Banking Rule Could Harm Municipal Bond Market, Observers Warn

WASHINGTON — U.S. banking regulators are proposing to exclude municipal securities as high quality liquid assets in a rule designed to ensure banks and other large financial institutions are equipped to handle severe financial and economic stress. But Fitch Ratings, Citigroup Global Markets, and muni issuers are warning the proposal could seriously hurt the municipal market.

"If implemented as currently written, [the proposed rule] will exclude municipal bonds from the definition of HQLA used in calculating a bank's liquidity ratio," Fitch said in a release issued Thursday. "This may cause banks to begin reducing their holdings in municipal bonds and reinvesting in securities that could be counted as HQLA," Fitch said.

"It would be more expensive for banks to hold municipal bonds on their balance sheets and therefore banks that also serve as dealers may become hesitant to provide liquidity in the secondary market using proprietary capital, increasing liquidity risk for municipal bondholders," the rating agency said.

As of the Federal Reserve Systems' Financial Accounts of the U.S. released for the third quarter of 2013, United States-chartered depository institutions held about $404 billion of the current $3.69 trillion of outstanding municipal securities and loans.

Fitch issued the release the day before comments are due on the proposed rule, which was released in November by the Treasury Department, the Federal Reserve System's Board of Governors, the Federal Deposit Insurance Corp. and the Office of the Comptroller of the Currency.

The proposed rule would implement a quantitative liquidity requirement consistent with the liquidity coverage ratio established by the Basel Committee on Banking Supervision for large internationally active banks and other financial institutions.

The intent of the proposed rule is to insure banks have enough high quality liquid assets that would allow them to absorb shocks from financial or economic stress.

But Citi warned in an 11-page letter sent to banking regulators late last year: "As presently constructed ... the proposed rule also serves to impair a long history of legislative motivation for banks to serve and support the municipal securities market."

"Without having offered any demonstration of diminished liquidity, the agencies have proposed not to allow municipal bonds to qualify as high quality liquid assets at this time and, in doing so, propose to dampen bank demand for the asset class."

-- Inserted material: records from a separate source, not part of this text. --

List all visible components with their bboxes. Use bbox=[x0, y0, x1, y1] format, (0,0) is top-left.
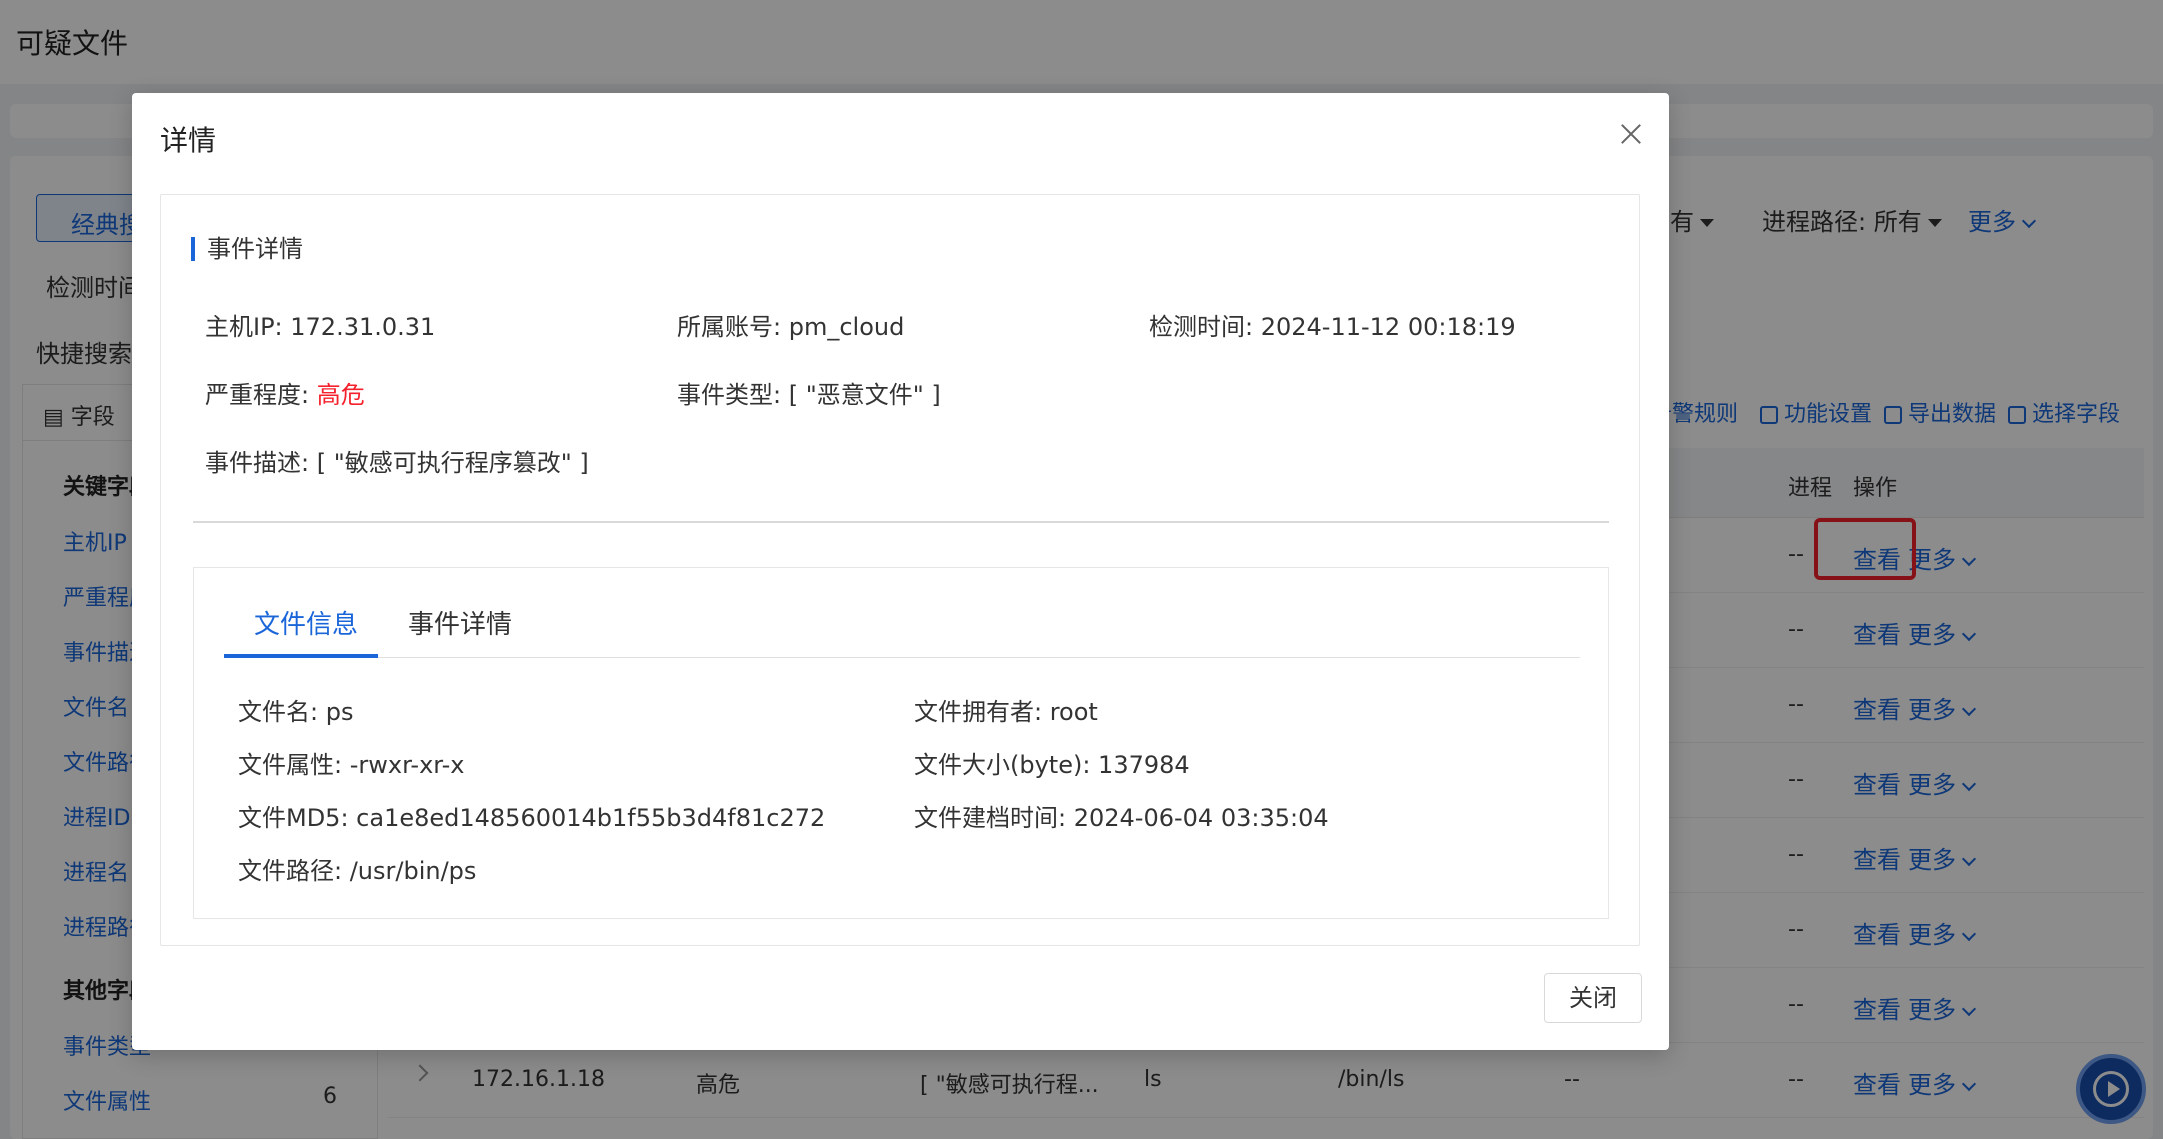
file-name-info: 文件名: ps bbox=[238, 698, 354, 726]
tab-event-details[interactable]: 事件详情 bbox=[408, 604, 512, 641]
file-path-info: 文件路径: /usr/bin/ps bbox=[238, 857, 477, 885]
detect-time-info: 检测时间: 2024-11-12 00:18:19 bbox=[1149, 313, 1516, 341]
event-type-info: 事件类型: [ "恶意文件" ] bbox=[677, 381, 941, 409]
file-ctime-info: 文件建档时间: 2024-06-04 03:35:04 bbox=[914, 804, 1329, 832]
event-desc-info: 事件描述: [ "敏感可执行程序篡改" ] bbox=[205, 449, 589, 477]
severity-label: 严重程度: bbox=[205, 381, 317, 409]
close-icon[interactable] bbox=[1616, 119, 1646, 149]
details-modal: 详情 事件详情 主机IP: 172.31.0.31 所属账号: pm_cloud… bbox=[132, 93, 1669, 1050]
tab-bar: 文件信息 事件详情 bbox=[224, 568, 1580, 658]
active-tab-indicator bbox=[224, 654, 378, 658]
account-info: 所属账号: pm_cloud bbox=[677, 313, 905, 341]
file-size-info: 文件大小(byte): 137984 bbox=[914, 751, 1190, 779]
severity-value: 高危 bbox=[316, 381, 365, 409]
section-divider bbox=[193, 521, 1609, 523]
file-owner-info: 文件拥有者: root bbox=[914, 698, 1098, 726]
modal-body: 事件详情 主机IP: 172.31.0.31 所属账号: pm_cloud 检测… bbox=[160, 194, 1640, 946]
section-title: 事件详情 bbox=[191, 237, 303, 261]
severity-info: 严重程度: 高危 bbox=[205, 375, 365, 410]
tab-panel: 文件信息 事件详情 文件名: ps 文件拥有者: root 文件属性: -rwx… bbox=[193, 567, 1609, 919]
host-ip-info: 主机IP: 172.31.0.31 bbox=[205, 313, 436, 341]
tab-file-info[interactable]: 文件信息 bbox=[254, 604, 358, 641]
file-attr-info: 文件属性: -rwxr-xr-x bbox=[238, 751, 465, 779]
file-md5-info: 文件MD5: ca1e8ed148560014b1f55b3d4f81c272 bbox=[238, 804, 826, 832]
close-button[interactable]: 关闭 bbox=[1544, 973, 1642, 1023]
modal-title: 详情 bbox=[160, 124, 217, 157]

"The immediate and direct consequence of the exclusion [for] municipal issuers and their taxpaying constituents will be unnecessary, and in many instances unbearable, increases in the cost of financing desperately needed repair and replacement of municipal infrastructure."

Citi urged the bank regulators to reconsider their proposal and include munis as HQLAs.

Durham, N.C.'s Mayor William [Bill] V. Bell also urged the banking regulators to make munis HQLAs, claiming the proposed exclusion of munis "is unjustified based on the agencies' own liquidity criteria and our understanding of the municipal market."

Munis generally carry high credit ratings, have low default rates, particularly compared with corporate debt and can be pledged at central banks, Bell said in a four-page letter dated Jan. 22. There is a large and well-established market for municipal debt, where price volatility has been relatively low during periods of stress, compared to corporate bonds, he said.

"Leaving this debt out of HQLA will have a negative impact on the bond market, the nation's infrastructure, the debt management of state and local governments, and the health of the U.S. economy more broadly," Bell said.

Clay Hicks, cash and debt manager for Guilford County, N.C., sent a very similar letter to the banking regulators, pointing out, as Bell did, that North Carolina has more than $34 billion of bonds outstanding.